Going After Wall Street is Good Politics
Latinx voters were an important community to turn out to vote, and also one heavily hit by subprime mortgage lending and the financial collapse in 2008. So we targeted them in the Heller race in Nevada and in two key House races in Texas, against Hurd and Sessions, which we figured would also help Beto’s efforts to turn out the vote. We targeted a multi-racial set of voters in NJ 3, represented by MacArthur, and mostly white voters in Iowa 3, against Young. At the last minute, we also put a smaller amount of resources into the Nebraska 2nd district, against Bacon, working with other progressive groups to help Kara Eastman.
This was a small test and more experimentation is needed in the 2020 cycle, but for progressives looking for a populist message that works, this message works. It worked for undecideds, as well as people already planning to vote for the Democrat. Our callers found that in the House races, the working-class demographic was more than a third undecided, but were moved by this message. Based on the view and engagement rates on social media, and the strongly positive reactions on the phones, we think this program was a major success. Add to that the results in the races we targeted:
- Heller lost by a worse than expected margin to Jacky Rosen.
- Colin Allred’s victory against powerful GOP House incumbent Pete Sessions, a member of the House Republicans’ leadership team, was described by many political analysts as a “major upset.”

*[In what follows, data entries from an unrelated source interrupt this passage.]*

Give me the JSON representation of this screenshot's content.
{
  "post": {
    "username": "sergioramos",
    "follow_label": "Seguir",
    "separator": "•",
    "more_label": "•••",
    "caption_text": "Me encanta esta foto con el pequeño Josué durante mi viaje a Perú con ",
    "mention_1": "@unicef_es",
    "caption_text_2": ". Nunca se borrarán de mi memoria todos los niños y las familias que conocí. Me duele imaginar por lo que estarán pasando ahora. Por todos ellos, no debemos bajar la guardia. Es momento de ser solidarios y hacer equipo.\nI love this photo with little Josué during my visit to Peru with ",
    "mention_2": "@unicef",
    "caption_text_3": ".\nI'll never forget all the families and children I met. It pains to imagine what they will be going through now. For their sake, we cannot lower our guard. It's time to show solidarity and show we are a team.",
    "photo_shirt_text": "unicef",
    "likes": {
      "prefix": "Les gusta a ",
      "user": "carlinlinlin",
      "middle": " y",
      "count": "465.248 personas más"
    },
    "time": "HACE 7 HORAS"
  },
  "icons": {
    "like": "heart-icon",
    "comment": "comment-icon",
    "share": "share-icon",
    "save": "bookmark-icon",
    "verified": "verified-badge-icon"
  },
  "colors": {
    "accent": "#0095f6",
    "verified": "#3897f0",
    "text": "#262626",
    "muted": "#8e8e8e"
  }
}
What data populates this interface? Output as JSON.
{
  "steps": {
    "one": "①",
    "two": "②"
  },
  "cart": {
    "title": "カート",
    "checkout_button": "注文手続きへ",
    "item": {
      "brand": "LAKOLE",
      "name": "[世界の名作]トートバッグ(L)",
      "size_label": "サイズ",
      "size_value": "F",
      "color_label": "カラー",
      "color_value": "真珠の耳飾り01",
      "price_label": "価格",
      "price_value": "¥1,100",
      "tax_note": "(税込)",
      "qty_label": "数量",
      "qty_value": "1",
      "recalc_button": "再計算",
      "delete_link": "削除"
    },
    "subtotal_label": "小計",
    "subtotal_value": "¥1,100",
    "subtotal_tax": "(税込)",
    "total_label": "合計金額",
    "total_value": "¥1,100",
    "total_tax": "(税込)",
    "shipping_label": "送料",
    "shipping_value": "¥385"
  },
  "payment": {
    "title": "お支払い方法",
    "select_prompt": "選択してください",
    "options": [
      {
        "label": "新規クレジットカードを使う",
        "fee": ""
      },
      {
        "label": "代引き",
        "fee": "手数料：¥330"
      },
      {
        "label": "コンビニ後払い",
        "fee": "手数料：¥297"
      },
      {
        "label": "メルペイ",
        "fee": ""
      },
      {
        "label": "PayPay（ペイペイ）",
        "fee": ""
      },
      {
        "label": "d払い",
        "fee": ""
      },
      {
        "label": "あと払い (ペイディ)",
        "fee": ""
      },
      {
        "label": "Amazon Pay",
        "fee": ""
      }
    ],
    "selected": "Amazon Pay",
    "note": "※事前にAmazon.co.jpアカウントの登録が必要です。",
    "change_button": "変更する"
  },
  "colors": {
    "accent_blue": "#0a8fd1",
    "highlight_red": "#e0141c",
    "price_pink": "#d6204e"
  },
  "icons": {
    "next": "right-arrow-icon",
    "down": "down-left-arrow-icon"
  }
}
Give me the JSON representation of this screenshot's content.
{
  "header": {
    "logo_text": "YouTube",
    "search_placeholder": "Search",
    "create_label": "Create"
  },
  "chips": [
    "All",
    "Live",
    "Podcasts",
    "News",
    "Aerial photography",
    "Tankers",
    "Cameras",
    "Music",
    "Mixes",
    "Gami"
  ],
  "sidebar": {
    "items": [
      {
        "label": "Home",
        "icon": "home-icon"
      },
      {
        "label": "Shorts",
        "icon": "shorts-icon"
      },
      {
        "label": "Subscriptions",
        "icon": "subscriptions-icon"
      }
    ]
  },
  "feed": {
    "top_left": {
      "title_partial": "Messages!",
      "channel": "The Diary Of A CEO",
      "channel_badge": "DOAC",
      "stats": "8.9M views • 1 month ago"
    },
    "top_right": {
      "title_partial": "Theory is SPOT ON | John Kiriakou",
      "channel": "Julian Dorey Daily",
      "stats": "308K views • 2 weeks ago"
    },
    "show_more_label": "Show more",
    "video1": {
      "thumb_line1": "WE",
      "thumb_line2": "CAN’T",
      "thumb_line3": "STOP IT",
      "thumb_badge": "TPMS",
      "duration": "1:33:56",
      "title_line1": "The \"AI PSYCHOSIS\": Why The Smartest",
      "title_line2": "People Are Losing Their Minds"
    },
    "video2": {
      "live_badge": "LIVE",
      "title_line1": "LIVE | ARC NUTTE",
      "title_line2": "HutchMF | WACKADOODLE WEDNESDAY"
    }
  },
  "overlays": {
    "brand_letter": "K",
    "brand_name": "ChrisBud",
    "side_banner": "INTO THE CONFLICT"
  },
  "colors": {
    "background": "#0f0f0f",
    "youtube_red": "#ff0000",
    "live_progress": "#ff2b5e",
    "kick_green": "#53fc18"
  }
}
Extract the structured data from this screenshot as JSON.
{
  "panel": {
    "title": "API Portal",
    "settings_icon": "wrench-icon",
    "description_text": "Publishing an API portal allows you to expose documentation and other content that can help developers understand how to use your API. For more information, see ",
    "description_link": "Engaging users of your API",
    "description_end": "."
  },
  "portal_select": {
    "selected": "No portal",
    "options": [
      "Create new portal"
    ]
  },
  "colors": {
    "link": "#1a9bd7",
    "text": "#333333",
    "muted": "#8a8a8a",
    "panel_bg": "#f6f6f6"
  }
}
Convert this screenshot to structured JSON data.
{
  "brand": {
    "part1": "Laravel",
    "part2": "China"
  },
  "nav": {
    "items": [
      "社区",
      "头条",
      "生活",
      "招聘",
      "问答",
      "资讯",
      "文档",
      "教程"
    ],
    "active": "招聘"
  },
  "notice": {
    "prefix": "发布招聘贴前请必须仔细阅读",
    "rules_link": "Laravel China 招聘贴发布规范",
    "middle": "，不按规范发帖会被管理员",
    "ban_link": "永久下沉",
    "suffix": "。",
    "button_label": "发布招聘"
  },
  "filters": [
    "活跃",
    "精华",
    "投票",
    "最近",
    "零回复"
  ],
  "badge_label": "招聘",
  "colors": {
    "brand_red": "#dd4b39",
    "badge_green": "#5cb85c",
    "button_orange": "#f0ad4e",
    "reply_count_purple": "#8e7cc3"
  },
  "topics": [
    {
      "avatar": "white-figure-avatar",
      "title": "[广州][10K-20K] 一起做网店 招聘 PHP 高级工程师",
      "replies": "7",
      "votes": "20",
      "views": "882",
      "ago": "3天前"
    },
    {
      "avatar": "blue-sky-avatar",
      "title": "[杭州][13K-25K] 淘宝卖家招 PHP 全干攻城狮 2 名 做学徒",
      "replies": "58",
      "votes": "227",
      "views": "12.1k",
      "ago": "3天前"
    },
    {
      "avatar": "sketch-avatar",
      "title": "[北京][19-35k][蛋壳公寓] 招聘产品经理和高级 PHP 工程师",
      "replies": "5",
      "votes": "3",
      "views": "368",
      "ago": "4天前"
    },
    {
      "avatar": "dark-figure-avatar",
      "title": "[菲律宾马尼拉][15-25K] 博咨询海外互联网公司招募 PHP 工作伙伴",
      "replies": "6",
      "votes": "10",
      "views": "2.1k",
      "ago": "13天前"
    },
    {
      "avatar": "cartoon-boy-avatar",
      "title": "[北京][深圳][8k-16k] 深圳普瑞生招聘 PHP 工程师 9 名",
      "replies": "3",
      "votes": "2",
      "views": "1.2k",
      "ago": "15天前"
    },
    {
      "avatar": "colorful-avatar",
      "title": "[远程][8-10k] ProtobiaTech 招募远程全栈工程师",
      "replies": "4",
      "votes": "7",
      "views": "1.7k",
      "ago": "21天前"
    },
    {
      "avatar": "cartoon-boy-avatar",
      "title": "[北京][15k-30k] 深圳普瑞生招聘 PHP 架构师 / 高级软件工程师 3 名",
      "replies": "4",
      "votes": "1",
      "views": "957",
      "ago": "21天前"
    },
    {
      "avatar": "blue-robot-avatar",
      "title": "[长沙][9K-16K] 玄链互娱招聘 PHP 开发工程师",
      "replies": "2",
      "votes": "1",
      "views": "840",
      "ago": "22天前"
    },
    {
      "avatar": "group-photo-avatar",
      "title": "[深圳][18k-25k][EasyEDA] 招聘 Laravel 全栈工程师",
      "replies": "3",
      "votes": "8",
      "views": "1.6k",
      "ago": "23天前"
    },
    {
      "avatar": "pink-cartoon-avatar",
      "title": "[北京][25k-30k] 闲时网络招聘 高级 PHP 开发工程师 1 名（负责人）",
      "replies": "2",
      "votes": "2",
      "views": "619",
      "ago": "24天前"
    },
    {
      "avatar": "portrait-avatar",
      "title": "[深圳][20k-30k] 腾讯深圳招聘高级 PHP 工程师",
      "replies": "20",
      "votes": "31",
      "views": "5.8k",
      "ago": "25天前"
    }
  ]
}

- We might be headed to a recount in a race with a razor thin margin in South Texas, a race where Gina Ortiz Jones had been abandoned by most of the big players in the Democratic Party after polls showed her down by 15 points. FAB PAC stayed in the race partly to turn out votes for Beto in that district, partly because Jones was such an impressive candidate that I thought the polls were off, and partly because our message seemed to be really resonating there.
- Cindy Axne’s win was another upset surprise of 2018: her district went solidly for Trump in 2016, and her opponent, David Young, had run a strong campaign.
- The Tom MacArthur/Andy Kim contest was one of the closest in the country all the way through, but most people expected MacArthur to pull it out because he was so strongly established in the district. Health care gets most of the credit here, but based on our telephone conversations, we think the Wall Street issue played an important role here as well.
- In Nebraska 2, most pundits and DC Democratic groups wrote Kara Eastman off early. DailyKos even downgraded the race to Likely Republican the last week before the election. Even though we lost here, Eastman came a lot closer than expected.
As well as Democrats did on health care this year, we are not going to win the presidency and Senate back next year without having a strong economic message. Right now, the Republican Party is favored over the Democratic Party on this issue, in part because voters don’t know what we stand for economically. We need to tell a story about how Trump is trying to divide Americans on the basis of race, and his big money, special interest cronies like the Wall Street banks are using those divisions to distract us, so that they can get even richer and more powerful. We need to tell voters what we are going to do for working folks of all colors to stop big business from exploiting them, and to help them get better jobs, bigger raises, and decent housing at a fair price.
The Race/Class Narrative ideas developed in another study by Demos; Celinda and her colleague Jonathan Voss; Ian Haney Lopez; and Anat Shenker show that we should lead with a narrative that goes straight at the racism and divisiveness of Trump’s Republican Party. This kind of narrative works better than either a vague agenda that barely mentions economic issues on one hand, or an agenda that talks about economic issues, but never mentions the racial issues Trump keeps stoking on the other.